The first one lurched forward, its jaw distending far wider than it should. Kael drew his sword, the lantern's glow spilling across the runes on its steel. They flared to life, lines of silver fire that hissed softly against the ash.
The creature lunged.
Steel met husk. Kael's blade cut through it in a clean arc, and the body shattered into cinders that scattered across the stones. But more came. Dozens now, crawling from shadows and cracks, their whispers rasping in forgotten tongues.
Kael's face hardened. This was no chance encounter. Something had stirred them.
The lantern pulsed violently in his grip, its light growing sharper. Kael slammed the sword into the ground, runes blazing. A shockwave erupted outward, blue fire sweeping across the plaza. The spawn screamed as their forms unraveled into dust, their voices fading into silence once more.
Breathing heavily, Kael retrieved his sword. The plaza lay quiet again, but not empty.
At the heart of the spiral, the stones had cracked.
Beneath them, faint and black as midnight, yawned a staircase leading down into the depths.
Kael's jaw tightened. He adjusted the lantern and began his descent.

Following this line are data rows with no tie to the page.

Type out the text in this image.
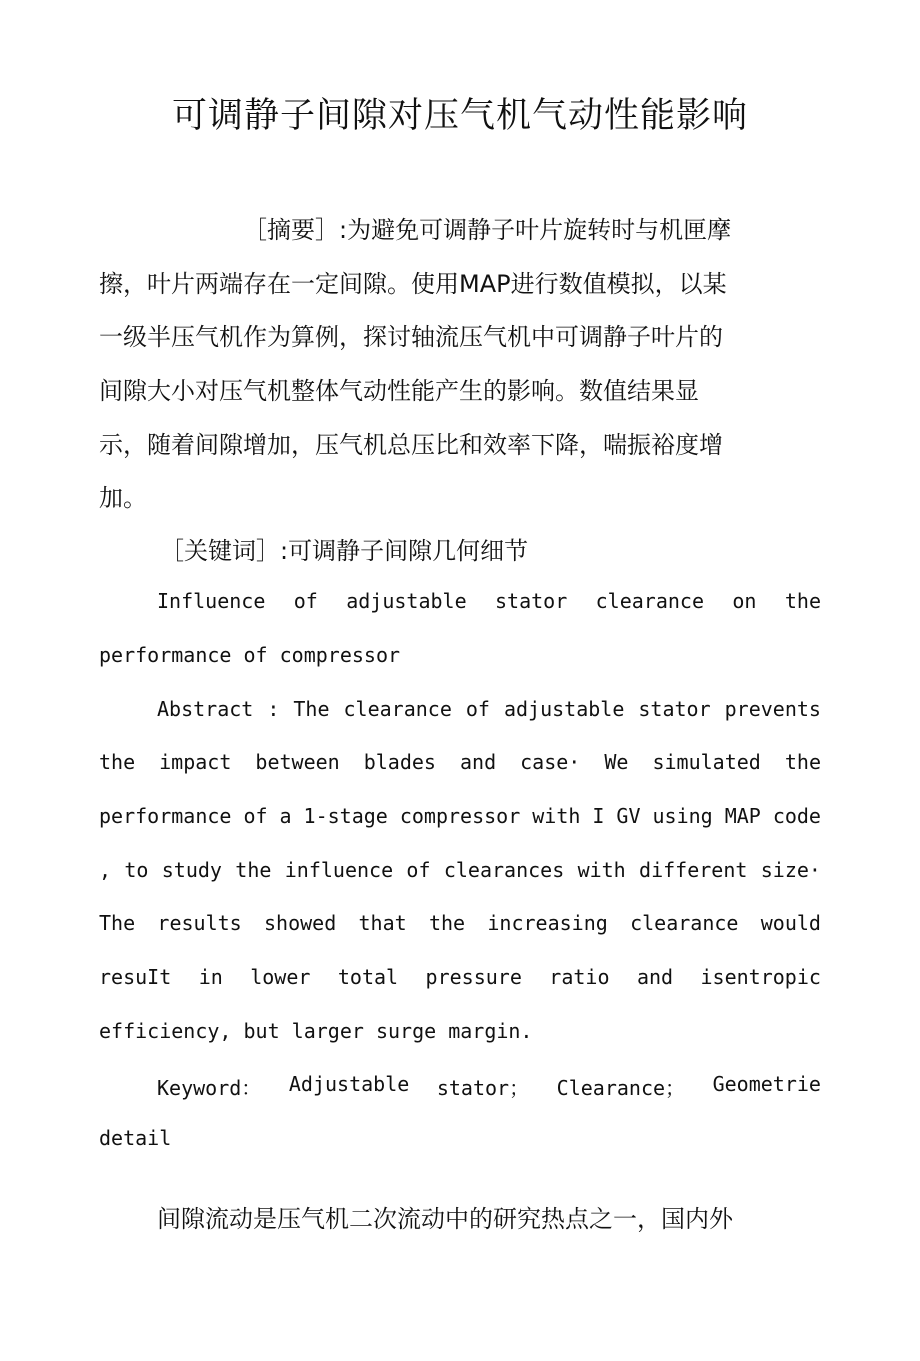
可调静子间隙对压气机气动性能影响
［摘要］:为避免可调静子叶片旋转时与机匣摩
擦，叶片两端存在一定间隙。使用MAP进行数值模拟，以某
一级半压气机作为算例，探讨轴流压气机中可调静子叶片的
间隙大小对压气机整体气动性能产生的影响。数值结果显
示，随着间隙增加，压气机总压比和效率下降，喘振裕度增
加。
［关键词］:可调静子间隙几何细节
Influence of adjustable stator clearance on the
performance of compressor
Abstract : The clearance of adjustable stator prevents
the impact between blades and case· We simulated the
performance of a 1-stage compressor with I GV using MAP code
, to study the influence of clearances with different size·
The results showed that the increasing clearance would
resuIt in lower total pressure ratio and isentropic
efficiency, but larger surge margin.
Keyword： Adjustable stator； Clearance； Geometrie
detail
间隙流动是压气机二次流动中的研究热点之一，国内外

The staircase carried him deep into the earth. The air grew colder, pressing against him like water, thick and suffocating. Whispers crawled along the edges of his thoughts, faint and almost familiar. Words he did not know but somehow understood.
Turn back.
You are not meant to see.
The Gate is not for you.
He pressed on. Whispers were for the weak-willed.
The stairs ended in a cavern vast enough to dwarf cathedrals. Pillars of jagged stone rose like claws, and from them stretched enormous chains, each link the size of a cart. They converged upon a single structure at the chamber's heart.
Kael stopped breathing.
The Ashen Gate.
It loomed like a monument to despair. A frame of black metal, runes crawling across its surface like living veins. Inside it swirled a liquid darkness, swallowing light, rippling as though something beneath stirred.
The chains groaned as if alive, straining, holding the Gate shut.
Kael's lantern flared brighter. The shard inside hummed, vibrating so violently he nearly dropped it.
The Gate pulsed once, like the beat of a heart.
And for the first time, Kael felt fear.
This was no ruin, no relic. This was not history.